Les dégoûts accueillirent de plus en plus le cardinal del Giudice. Aubenton en profita pour donner au prince des Asturies un précepteur de sa compagnie, qu'il fit venir de Paris. Giudice n'en fut instruit que deux jours avant son arrivée. On resserra beaucoup le prince des Asturies en même temps sur les chasses et sur les promenades, dont il n'eut plus la liberté. Ce dépit, qu'on voulut faire à ses dépens à Giudice qu'il aimait fort, tourna en fort mauvais discours, et fort publics, sur les desseins qu'on prêtait à la reine et à son confident. Ce hardi Italien, ébloui d'une situation si flatteuse, voulut la faire éclater de plus en plus à Rome pour s'y faire compter et favoriser ses vues ; à Madrid pour s'y faire redouter par la montre extérieure de son pouvoir. Il se fit donc donner la commission secrète de conférer et de travailler avec le confesseur sur les différends avec Rome, qui jusqu'alors en était chargé seul, et en même temps ce qui était sans exemple, un appartement au palais, près de celui de la reine, où les secrétaires des finances, de la guerre et de la marine eurent ordre d'aller travailler avec lui, sans la participation du conseil, sur toutes les affaires de leurs départements, et de ne faire aucune expédition sans les lui communiquer. Un reste de considération mourante du cardinal del Giudice en excepta le seul Grimaldo. En cet état, Albéroni ne doutait de rien. Il comptait d'autant plus sur le rétablissement des finances que le roi d'Espagne était le seul monarque qui n'eût point de dettes, parce qu'il n'avait pas eu le crédit d'en contracter. Il s'assurait sur les compliments des ministres d'Angleterre, qui ne tenaient à Madrid qu'un secrétaire fort malhabile et sans expérience, et sur ceux de Riperda qui lui succéda depuis, lors ambassadeur de Hollande à Madrid, qui n'avait ni estime ni considération dans sa république, qui, se croisant d'ailleurs, s'unissaient pour chasser les Français des Indes, et s'en flattaient par la persuasion où ils étaient que le roi d'Espagne s'éloignait de plus en plus de la France, et par la facilité d'Albéroni à passer aux Anglais des articles si favorables au dernier traité de commerce qu'il se disait hautement qu'il en avait reçu force guinées, que les moins mal intentionnés l'accusaient de grossière ignorance, et on l'appelait publiquement par dérision le comte-abbé, par allusion au comte-duc d'Olivarez, qui avait eu sous Philippe III [33] la même autorité que celui-ci exerçait sous Philippe V.
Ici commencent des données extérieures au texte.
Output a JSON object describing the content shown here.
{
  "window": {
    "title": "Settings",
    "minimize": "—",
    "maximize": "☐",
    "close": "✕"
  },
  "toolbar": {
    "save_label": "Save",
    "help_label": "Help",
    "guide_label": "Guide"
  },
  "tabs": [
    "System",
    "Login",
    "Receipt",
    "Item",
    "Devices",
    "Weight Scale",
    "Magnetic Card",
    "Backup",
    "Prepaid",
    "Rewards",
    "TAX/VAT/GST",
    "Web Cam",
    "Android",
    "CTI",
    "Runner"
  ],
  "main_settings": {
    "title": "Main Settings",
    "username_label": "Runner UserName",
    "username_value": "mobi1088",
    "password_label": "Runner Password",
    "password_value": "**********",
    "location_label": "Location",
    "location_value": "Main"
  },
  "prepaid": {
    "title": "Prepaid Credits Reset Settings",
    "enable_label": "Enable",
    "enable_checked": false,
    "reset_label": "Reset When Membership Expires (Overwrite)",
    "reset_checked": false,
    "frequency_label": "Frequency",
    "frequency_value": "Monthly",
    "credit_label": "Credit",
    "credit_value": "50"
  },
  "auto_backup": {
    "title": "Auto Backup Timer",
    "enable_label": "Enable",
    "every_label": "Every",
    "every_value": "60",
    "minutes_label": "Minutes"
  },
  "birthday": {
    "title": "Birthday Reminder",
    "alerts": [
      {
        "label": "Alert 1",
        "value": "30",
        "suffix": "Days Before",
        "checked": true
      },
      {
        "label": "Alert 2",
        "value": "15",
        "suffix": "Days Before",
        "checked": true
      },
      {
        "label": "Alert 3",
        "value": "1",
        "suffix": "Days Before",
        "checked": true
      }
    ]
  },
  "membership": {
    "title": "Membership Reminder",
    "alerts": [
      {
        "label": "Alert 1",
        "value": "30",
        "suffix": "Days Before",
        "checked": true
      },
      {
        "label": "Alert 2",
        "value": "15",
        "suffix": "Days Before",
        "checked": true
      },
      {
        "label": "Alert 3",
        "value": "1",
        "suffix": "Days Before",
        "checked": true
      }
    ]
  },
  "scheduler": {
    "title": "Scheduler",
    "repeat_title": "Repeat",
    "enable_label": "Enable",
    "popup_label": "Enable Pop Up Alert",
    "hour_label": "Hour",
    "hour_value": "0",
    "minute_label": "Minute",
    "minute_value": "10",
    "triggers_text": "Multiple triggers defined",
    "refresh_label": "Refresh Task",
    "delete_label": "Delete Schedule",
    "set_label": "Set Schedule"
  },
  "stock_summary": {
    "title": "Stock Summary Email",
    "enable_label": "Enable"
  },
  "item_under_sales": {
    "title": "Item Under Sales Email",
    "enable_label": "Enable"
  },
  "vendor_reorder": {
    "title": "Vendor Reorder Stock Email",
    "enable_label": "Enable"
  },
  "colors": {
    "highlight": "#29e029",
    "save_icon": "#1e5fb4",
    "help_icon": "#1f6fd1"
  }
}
La cour de Londres, inquiète des mouvements domestiques, croyait avoir intérêt à former des liaisons avec l'Espagne, et caressait Monteléon son ambassadeur. Wolckra, envoyé de l'empereur, s'en aperçut, et les fit craindre à Vienne comme peu compatibles avec celles de ces deux cours, tandis que Stairs ne s'occupait qu'à aigrir les ministres d'Angleterre contre le régent, dont il interprétait sinistrement toutes les actions, et lui en supposait même pour assister puissamment le Prétendant, sur lequel Stanhope se laissa emporter à plus que des plaintes amères. Les deux partis qui divisaient l'Angleterre s'animaient également contre la France: les torys l'accusaient d'ingratitude par son indifférence pour le Prétendant; les whigs au contraire, de manquer aux paroles données à l'entrée de la régence en soutenant ce prince de tout son pouvoir, sur quoi ils s'emportèrent violemment; et tinrent dans la chambres des communes les discours les plus vifs là-dessus. L'Espagne à cette occasion était aussi louée que la France blâmée, et on redoublait les protestations d'amitié à Monteléon. On savait que l'empereur était pressé par plusieurs de ceux qui l'approchaient de plus près, même par quelques-uns de ses ministres, de porter la guerre en Italie. Ils lui représentaient qu'il n'en retrouverait jamais une occasion si favorable, par l'extrême faiblesse de tous les princes d'Italie, qui n'avaient même aucune préparation de défense; et c'était ce nouvel incendie que Monteléon se crut en situation de prévenir par l'Angleterre. L'empereur goûtait plus ce projet d'Italie qu'il ne s'en laissait entendre. Il était armé; mais les Turcs, enflés de la conquête de la Morée et de leurs victoires sur les Vénitiens, le tenaient en respect, tandis que l'Italie craignait également une invasion de l'empereur, ou une du Turc approché d'elle par la Morée.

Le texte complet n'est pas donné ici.